I lost my first kid this week: Will, who used to be named Pewitt. He was a hellion in the beginning, but got much better until the end of the first semester. At the beginning of the second semester he was having a rough time, not paying attention, dozing off. In the last few weeks before he got yanked from my class he was doing tons better, finishing his work early, engaging the material.

Personality-wise, Will was probably my favorite. He never took things personally, which made him hard to discipline, but also meant that he pretty much always had a smile on his face. How can you argue with that?

He disappeared from class a week and a half ago, and we got confirmation today that his mom doesn't want him to attend our school anymore, and that's final. She's crazy, in a bad way, but there's not much we can do about it.

I miss him, and wish that I had had the chance to say goodbye. At least I'll get to say a proper farewell to the rest. Still, I feel like I got the most accomplished with Will. He really turned over a new leaf in class, after being maybe the worst behaved kid in the school for the last three years.

Oh well. What is there to be done?

Wednesday, June 25, 2008

Your latest news from around the globe

After a couple of months of long periods of inactivity with occasional bursts of effort, I have completed my latest model. Martin is much, much better at this than I am, but I'm still proud of what I've put together.
Now to start on the next one!

In other news, I've been thinking a lot about cultural exhaustion, lately. Maybe it's delayed-action culture shock, or maybe I'm just tired, but lately I've really been missing a lot of the comforting things I took for granted about living in the states. Being able to read the signs comes readily to mind. Understanding conversations as I walk through a city. Getting cultural references. It seems like the effort of staying mentally active in a place that encourages me to be lazy is starting to get to me.

I'm tired. I'm almost (almost!) ready to go home.

Thursday, June 19, 2008

Thunder

I was walking home from work a few minutes ago, and caught a BRIGHT flash in the sky. So bright and so near overhead that I jumped into the air. Before I landed, the thunder hit, loud enough to startle the hell out of me. So loud that I could physically feel it in my bones. So loud that every car alarm for a block around me went off at once.

Wow.

Tuesday, June 17, 2008

Woosh

Woosh is the sound of how quickly the weeks are being torn off the calendar. We practice daily at school for the grad show, and that cuts into a big part of my teaching time, meaning that each day zooms past at work.

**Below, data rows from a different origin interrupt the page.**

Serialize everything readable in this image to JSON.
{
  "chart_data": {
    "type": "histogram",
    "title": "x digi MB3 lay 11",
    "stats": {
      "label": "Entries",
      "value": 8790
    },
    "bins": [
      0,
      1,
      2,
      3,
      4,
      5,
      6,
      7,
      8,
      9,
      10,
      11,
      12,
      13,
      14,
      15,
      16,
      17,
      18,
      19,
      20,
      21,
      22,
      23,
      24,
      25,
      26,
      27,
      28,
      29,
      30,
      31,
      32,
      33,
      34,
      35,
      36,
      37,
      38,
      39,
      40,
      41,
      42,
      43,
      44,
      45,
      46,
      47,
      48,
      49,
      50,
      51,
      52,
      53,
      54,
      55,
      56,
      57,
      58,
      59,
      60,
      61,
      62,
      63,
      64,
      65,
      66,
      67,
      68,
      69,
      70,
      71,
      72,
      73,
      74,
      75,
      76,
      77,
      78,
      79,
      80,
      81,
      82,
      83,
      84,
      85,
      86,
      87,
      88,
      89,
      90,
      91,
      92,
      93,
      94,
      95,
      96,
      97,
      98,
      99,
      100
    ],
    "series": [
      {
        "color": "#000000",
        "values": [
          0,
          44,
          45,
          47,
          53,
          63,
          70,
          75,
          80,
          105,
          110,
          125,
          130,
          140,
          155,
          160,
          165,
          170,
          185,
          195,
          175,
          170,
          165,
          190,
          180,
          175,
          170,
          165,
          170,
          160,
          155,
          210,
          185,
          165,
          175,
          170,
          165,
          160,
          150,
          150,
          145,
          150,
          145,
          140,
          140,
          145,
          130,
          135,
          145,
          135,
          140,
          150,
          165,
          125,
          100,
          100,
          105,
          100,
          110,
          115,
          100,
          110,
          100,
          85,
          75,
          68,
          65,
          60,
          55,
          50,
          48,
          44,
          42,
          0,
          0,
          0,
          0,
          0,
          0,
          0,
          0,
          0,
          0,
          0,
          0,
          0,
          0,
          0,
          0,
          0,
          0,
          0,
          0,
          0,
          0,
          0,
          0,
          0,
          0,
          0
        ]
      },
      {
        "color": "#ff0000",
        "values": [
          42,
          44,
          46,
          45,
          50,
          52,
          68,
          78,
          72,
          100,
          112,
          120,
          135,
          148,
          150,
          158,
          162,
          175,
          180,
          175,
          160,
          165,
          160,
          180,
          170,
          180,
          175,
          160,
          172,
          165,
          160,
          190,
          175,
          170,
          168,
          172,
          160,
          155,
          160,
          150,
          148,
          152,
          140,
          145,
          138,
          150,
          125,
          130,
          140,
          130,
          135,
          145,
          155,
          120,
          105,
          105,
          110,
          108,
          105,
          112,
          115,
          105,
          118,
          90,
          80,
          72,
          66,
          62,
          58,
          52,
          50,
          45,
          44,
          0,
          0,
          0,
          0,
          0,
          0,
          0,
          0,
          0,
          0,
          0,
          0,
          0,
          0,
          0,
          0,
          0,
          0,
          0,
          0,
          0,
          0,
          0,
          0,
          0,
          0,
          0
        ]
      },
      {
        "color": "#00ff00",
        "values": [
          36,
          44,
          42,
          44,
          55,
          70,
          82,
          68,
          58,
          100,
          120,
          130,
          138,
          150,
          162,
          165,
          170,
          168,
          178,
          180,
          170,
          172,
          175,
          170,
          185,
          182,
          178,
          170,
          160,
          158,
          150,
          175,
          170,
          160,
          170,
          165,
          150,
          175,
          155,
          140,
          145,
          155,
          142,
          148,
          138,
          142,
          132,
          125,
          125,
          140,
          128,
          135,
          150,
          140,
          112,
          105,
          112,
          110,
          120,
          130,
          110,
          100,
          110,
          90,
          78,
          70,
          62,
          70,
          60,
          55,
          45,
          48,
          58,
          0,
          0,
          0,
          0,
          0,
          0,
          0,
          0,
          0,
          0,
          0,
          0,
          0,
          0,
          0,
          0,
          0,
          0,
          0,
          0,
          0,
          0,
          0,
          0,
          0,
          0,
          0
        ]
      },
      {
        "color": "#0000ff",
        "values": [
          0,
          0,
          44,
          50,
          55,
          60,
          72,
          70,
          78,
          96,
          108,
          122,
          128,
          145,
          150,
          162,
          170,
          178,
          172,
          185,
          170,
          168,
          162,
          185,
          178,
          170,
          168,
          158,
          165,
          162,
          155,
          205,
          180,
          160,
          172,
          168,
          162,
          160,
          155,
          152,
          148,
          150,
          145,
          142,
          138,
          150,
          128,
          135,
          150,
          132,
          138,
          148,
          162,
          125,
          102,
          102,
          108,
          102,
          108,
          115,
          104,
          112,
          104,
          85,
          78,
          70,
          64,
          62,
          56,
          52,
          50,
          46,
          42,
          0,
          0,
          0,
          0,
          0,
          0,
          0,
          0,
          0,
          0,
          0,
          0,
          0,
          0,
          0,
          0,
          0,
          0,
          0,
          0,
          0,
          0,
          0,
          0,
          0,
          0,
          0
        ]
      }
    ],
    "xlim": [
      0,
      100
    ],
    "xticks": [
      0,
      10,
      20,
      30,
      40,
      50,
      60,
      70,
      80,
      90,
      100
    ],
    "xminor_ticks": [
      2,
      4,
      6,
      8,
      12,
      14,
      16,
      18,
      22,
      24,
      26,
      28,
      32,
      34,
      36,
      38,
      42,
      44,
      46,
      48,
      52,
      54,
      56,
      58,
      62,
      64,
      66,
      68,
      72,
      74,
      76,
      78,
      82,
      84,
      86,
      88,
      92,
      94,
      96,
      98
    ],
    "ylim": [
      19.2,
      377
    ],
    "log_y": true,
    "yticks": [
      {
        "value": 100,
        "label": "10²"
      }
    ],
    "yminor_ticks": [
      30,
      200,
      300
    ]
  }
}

Katherine has gone home, and I've been going out to dinner with Martin more often. It's good times, but it has meant that I've been swimming a little less regularly. Gonna have to really clamp down on that. I've also been spending more time hanging out with Ali and Kaitlin, though Kaitlin will shortly be getting busier, as she has taken a new job. All three of us are very, very ready to be done with the current school year. 12 straight months of school is fucking hard.

I've kept up writing more regularly, though an increase in output seems to have coincided with a decline in quality. Obligation versus desire, and all that good stuff. I've been taking pictures every now and then (though too lazy to edit and post to flickr). No exciting trips to speak of, besides a ho-hum trip to Fulong, a good day of surfing at Daxi, and an afternoon of dragon boat races out in Xindian. This weekend there is a pool party on Saturday, and I'm considering heading to the coast on Sunday for some more surfing. I'd like to get out of the city. We'll see if it happens.

The weather has been interesting lately. Hot and humid and cloudy, with daily thunderstorms in the afternoon. Pretty cool, though I'd rather be relaxing at home on the couch listening to the rain and thunder than teaching a crowd of unruly children. I guess that's just how it is. This morning I awoke to find ants in my laptop. A less-than-desirable side effect of all the rain.

Keep on truckin', I guess. Muddle through 'til August, when I'm done and it's travel time.

Oh, one more thing: I have an initial phone interview tomorrow morning for a job as a study coordinator at the Menlo Park VA hospital. Wish me luck!